Thailand’s First ICO … But The Next Will Have To Wait

Thailand’s First ICO … But The Next Will Have To Wait

Cryptocurrency enthusiasts in Thailand have mixed feelings today as their first homegrown initial coin offering, JFin coin, is enjoying a successful pre-sale but, at the same time regulators, have put the brakes on any further ICOs.

While JFin have already achieved over 80% of hard cap in pre-sale, which was originally due to last until the end of the month, the central bank of Thailand has now requested all financial organisations to cease facilitating cryptocurrency transactions.

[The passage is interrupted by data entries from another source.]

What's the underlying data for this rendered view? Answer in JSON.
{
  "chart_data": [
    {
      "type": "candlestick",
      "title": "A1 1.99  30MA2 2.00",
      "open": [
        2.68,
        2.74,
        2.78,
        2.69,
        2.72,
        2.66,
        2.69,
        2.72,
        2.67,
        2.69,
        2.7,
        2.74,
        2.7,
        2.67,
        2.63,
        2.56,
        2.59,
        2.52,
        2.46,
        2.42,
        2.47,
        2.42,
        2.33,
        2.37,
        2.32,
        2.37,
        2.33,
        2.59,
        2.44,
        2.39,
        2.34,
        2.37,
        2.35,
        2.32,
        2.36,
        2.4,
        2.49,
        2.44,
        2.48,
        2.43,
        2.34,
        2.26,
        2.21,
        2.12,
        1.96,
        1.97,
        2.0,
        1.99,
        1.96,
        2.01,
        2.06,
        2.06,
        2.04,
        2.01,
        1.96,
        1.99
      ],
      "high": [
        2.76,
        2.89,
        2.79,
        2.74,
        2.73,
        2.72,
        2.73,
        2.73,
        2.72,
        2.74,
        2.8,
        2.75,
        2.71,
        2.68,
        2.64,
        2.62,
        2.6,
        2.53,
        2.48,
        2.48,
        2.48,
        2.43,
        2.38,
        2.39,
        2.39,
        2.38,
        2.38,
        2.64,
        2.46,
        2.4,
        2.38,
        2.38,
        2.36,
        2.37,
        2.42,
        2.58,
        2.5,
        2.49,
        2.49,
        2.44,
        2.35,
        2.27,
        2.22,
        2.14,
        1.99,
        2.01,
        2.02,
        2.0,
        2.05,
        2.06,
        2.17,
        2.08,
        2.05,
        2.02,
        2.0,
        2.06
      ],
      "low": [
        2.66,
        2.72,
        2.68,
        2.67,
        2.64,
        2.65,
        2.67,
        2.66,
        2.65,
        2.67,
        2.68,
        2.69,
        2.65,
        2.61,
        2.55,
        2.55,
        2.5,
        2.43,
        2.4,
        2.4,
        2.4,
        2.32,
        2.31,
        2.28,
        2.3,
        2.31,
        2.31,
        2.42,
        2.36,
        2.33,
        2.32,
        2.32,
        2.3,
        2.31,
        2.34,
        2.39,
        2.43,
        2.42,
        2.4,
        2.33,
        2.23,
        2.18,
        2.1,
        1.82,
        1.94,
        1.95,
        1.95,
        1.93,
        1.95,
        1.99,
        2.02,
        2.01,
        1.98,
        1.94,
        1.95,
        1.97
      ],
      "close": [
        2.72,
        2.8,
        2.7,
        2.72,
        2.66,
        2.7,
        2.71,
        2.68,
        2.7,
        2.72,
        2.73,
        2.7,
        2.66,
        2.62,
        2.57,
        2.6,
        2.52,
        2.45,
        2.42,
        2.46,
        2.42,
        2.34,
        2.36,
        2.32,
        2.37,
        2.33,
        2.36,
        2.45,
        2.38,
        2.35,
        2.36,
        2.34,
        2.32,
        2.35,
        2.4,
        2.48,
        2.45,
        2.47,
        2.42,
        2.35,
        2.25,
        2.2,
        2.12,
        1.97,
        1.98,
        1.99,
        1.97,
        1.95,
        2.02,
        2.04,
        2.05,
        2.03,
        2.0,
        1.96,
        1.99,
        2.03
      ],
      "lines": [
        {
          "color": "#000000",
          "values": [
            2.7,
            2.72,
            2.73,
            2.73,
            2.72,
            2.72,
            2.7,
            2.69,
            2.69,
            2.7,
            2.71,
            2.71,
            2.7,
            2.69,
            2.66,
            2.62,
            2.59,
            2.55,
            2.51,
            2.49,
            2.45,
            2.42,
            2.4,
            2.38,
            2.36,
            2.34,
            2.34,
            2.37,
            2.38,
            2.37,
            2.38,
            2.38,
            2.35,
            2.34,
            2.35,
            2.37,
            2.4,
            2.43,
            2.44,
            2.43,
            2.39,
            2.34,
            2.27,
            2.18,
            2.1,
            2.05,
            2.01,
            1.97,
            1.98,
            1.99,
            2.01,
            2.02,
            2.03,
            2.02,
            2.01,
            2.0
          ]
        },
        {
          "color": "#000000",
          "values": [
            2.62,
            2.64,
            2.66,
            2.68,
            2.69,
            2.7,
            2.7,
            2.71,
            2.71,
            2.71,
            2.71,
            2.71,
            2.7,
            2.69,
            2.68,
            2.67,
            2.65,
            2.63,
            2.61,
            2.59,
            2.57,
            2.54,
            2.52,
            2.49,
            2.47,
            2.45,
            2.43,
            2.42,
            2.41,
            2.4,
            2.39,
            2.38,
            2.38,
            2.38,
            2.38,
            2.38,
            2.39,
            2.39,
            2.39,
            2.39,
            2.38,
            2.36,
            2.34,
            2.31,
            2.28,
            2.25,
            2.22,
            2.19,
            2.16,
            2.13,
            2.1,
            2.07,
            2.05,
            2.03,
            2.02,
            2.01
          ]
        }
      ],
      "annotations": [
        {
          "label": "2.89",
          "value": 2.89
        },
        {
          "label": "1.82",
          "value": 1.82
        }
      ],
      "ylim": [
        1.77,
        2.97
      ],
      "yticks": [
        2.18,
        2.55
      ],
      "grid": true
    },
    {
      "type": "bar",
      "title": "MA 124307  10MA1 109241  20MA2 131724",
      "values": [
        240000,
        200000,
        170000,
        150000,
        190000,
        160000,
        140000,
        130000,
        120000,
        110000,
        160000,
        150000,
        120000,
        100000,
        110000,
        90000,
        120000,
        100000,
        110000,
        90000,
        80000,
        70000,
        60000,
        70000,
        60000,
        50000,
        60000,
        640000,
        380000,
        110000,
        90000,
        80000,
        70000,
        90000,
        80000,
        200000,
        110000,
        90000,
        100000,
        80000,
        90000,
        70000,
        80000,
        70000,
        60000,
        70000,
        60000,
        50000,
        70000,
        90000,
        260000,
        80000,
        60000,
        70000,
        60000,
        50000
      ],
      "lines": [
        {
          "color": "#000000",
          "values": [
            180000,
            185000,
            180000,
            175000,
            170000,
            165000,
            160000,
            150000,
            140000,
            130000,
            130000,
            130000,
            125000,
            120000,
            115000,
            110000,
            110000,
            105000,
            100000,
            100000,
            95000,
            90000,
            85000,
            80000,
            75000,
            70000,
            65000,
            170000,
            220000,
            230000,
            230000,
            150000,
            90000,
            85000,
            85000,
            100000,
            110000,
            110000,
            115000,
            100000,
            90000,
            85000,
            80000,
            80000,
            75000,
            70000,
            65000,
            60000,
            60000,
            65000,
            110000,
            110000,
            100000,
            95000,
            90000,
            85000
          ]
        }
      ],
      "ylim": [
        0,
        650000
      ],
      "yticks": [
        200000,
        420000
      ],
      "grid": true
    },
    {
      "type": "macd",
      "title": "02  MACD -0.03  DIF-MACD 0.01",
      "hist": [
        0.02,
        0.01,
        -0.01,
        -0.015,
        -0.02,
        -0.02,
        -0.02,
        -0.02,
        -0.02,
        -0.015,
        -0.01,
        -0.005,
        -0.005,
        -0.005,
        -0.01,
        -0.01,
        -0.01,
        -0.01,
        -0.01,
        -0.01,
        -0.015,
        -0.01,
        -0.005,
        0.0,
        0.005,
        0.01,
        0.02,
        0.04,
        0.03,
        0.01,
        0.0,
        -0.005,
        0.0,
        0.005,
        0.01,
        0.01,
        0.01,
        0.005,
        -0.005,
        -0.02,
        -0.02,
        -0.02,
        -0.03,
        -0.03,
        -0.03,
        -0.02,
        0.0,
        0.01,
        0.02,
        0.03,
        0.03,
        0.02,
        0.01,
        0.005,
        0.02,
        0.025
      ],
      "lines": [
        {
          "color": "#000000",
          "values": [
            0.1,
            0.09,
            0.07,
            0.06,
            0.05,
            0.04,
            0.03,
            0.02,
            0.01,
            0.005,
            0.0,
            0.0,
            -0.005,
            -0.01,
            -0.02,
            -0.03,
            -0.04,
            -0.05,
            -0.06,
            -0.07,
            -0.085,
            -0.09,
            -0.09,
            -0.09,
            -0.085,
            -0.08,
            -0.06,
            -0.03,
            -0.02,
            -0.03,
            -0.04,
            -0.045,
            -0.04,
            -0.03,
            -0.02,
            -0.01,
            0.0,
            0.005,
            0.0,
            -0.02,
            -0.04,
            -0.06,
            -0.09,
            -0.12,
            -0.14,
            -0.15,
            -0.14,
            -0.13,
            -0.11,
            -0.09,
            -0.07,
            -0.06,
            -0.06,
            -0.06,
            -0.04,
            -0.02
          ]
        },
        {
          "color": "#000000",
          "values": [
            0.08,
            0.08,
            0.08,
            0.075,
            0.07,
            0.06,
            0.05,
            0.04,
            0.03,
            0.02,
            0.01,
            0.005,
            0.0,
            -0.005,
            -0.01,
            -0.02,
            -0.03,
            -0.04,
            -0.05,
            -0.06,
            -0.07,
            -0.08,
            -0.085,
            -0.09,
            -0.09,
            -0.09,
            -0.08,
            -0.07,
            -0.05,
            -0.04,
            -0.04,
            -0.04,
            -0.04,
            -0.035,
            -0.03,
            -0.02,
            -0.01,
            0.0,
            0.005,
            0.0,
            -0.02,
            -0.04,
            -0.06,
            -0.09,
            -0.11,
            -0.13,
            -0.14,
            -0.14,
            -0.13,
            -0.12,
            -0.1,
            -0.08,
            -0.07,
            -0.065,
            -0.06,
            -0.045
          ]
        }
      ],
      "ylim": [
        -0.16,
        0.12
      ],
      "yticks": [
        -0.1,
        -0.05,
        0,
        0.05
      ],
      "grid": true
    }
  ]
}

Authorities Seeking to Buy Time

As a result, banks have been asked not to sell or invest in cryptocurrencies, make exchange transactions or create platforms for trade. The withdrawal of services includes not providing loans to customers who intend to purchase digital currencies or tokens.

Stopping short of a ban, the central bank’s request is undoubtedly intended to slow the uptake of blockchain assets in the country.

As Thailand’s Finance Minister, Apisak Tantivorawong, acknowledged, although regulators cannot stop the use of virtual currencies they will seek to “… coherently regulate them in the near future.”

To narrow that timeframe, he went on to state that  “… a regulatory framework to govern digital currencies will become clearer within a month.”

Although not referring to JFin or ICOs directly, any further coin sales will likely have to wait for those regulations to be confirmed before being allowed to proceed.

JFin is a decentralised peer to peer lending system and comes under the umbrella of companies run by Jay Mart PCL who are listed on Thailand’s Stock Exchange.

According to a report in the Bangkok Post, Jay Mart chief executive Adisak Sukhumvitaya said after a meeting on Tuesday with the central bank, “The central bank did not impede our ICO plan.” 

Purchases of the utility token can only be made in Thai Baht through the TDAX platform.